I've written about Nikon's "lazy DX iteration" before. Indeed again last night when I posted my article about the D7100 announcement I implied it once again.
Some people think that's just an insult to Nikon, that I think Nikon doesn't know what it's doing. Well, yes and no. I believe Nikon knows exactly what it's doing. The real question is whether they should be doing more or not.
The DX DSLR line is the heart of Nikon's sales and profits. While they sell more Coolpix than DX DSLRs, they also do that across many more models and it takes a lot more promotion to push all those Coolpi boxes into users' hands. As the compact camera market continues collapsing, the problem of keeping the Coolpix lineup selling just gets tougher. But let's just use CIPA's numbers: 14m Coolpix at an ASP of US$99 is US$1.4 billion in sales. Probably not a huge profit margin there giving the dropping ASP. Let's assume for a moment that Nikon sold 1m Nikon 1's. That's US$343 million in sales. DSLRs? That then becomes US$2.5 billion in sales for Nikon at CIPA ASPs. And of that, most are still DX, despite last year's FX push.
To some degree, having a line that you iterate gently forward (lazy iteration) and which is a strong seller that doesn't take a lot of excess promotion to move is a good thing. Coupled with Nikon's strong DX DSLR user base, the scenario goes like this: you pick up some folk new to sophisticated cameras (newlyweds, first child, etc.), you get people replacing older DSLRs because the iteration eventually makes them feel left behind (or they dropped their old one off the side of their boat ;~); if you stay at the forefront of what's happening with DSLRs in general you pretty much keep your market position. A few you manage to upgrade to FX (last year, FX amounted to not quite 10% of Nikon's DSLR sales by my calculations).

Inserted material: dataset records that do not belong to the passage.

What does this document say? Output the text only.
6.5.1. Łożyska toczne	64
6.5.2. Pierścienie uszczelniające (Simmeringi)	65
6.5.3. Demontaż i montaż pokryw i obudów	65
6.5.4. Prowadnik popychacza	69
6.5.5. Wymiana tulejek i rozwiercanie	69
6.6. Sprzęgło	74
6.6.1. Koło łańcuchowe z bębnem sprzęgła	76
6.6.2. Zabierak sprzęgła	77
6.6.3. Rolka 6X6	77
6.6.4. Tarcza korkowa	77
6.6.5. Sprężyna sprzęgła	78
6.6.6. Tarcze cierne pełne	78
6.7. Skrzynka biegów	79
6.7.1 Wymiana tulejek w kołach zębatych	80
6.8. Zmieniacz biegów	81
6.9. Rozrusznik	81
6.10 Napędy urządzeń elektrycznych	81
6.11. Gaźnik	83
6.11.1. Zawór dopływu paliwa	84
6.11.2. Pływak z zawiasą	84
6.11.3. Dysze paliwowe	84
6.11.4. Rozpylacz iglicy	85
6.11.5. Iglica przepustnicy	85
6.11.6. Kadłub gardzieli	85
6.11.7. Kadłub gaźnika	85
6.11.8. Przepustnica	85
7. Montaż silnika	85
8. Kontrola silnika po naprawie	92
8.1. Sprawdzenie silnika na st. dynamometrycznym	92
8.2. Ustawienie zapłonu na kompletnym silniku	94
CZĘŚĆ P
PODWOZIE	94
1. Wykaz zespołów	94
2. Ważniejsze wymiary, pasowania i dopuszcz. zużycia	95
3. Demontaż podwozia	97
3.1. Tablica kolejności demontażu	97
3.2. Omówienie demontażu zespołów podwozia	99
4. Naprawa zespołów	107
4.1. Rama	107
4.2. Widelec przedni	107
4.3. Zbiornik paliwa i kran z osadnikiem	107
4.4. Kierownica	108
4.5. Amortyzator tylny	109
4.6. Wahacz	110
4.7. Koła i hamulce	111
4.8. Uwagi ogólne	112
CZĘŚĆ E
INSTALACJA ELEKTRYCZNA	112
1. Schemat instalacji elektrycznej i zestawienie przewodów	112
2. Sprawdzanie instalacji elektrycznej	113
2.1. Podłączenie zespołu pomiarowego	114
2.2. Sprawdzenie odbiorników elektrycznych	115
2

But my challenges to Nikon are these:
- How does this strategy ever get you to take over the number one position from rival Canon as long as Canon does the same? Isn't that written in stone as a goal somewhere in the Tokyo offices, or did someone remove that rock?
- Where are the big breakthroughs that will propel Nikon ahead of the pack and make it clear that they're the only camera company looking out for the future of photography? After all, Nikon is the only Japanese camera company that's absolutely dependent upon cameras (75% of sales; the only one to have a majority of their sales in photography).
- Lazy iteration doesn't take a lot of engineering or even the top designers to do, so what is it that Nikon is doing with its best designers and engineering?
I'm perfectly happy with the D7100. It's almost exactly as I predicted it would be many, many months ago. It's a near perfect execution of the lazy iteration cycles Nikon has been using: more pixels, parts from upper models drifting downwards, a taste of something new (spot WB, more elaborate remote triggering). If Nikon carries this over and iterates the D300s, too, then the DX camera lineup does pretty much what it's been doing for the past decade. My usual recommendation still stands: upgrade every other cycle. So D90 users, your new chariot has arrived. D7000 users, hold pat for the time being. Either wait for the D7200 or the D400 if you really want to get bang for your buck in an upgrade cycle.
As I pointed out in DX Month last year, though, Nikon seems reluctant to put any investment in lenses for DX, which completely dilutes the iteration progression as far as I'm concerned. The 18-105mm was a great kit lens on the D90, a decent kit lens on the D7000, and I suspect will be slightly under the bar of where we want it for the D7100 (that's based upon an initial examination with the D5200). While we have the continued iteration happening in DX cameras, we basically have very little happening with DX lenses. We've had 26 DX cameras introduced in 14 years, and 17 DX lenses. How that doesn't get every DX user's immediate attention I don't know. Why Nikon thinks that's the right balance I don't know, either. Sure, you can put FX lenses on DX cameras, but then you're not getting the full benefit of buying DX.
Thus, the laziest part of Nikon's DX iteration process is easy to see: lenses. Given the three-year development cycle for new lenses, it appears that something changed in Nikon's thinking regarding DX lenses back in 2007 (warning bells sound: the year FX was launched, and the year in which the mirrorless rumors started). Since then, it looks to me that we've had only one DX lens enter development a year. Yet the DX body group is still iterating cameras in straight marching orders.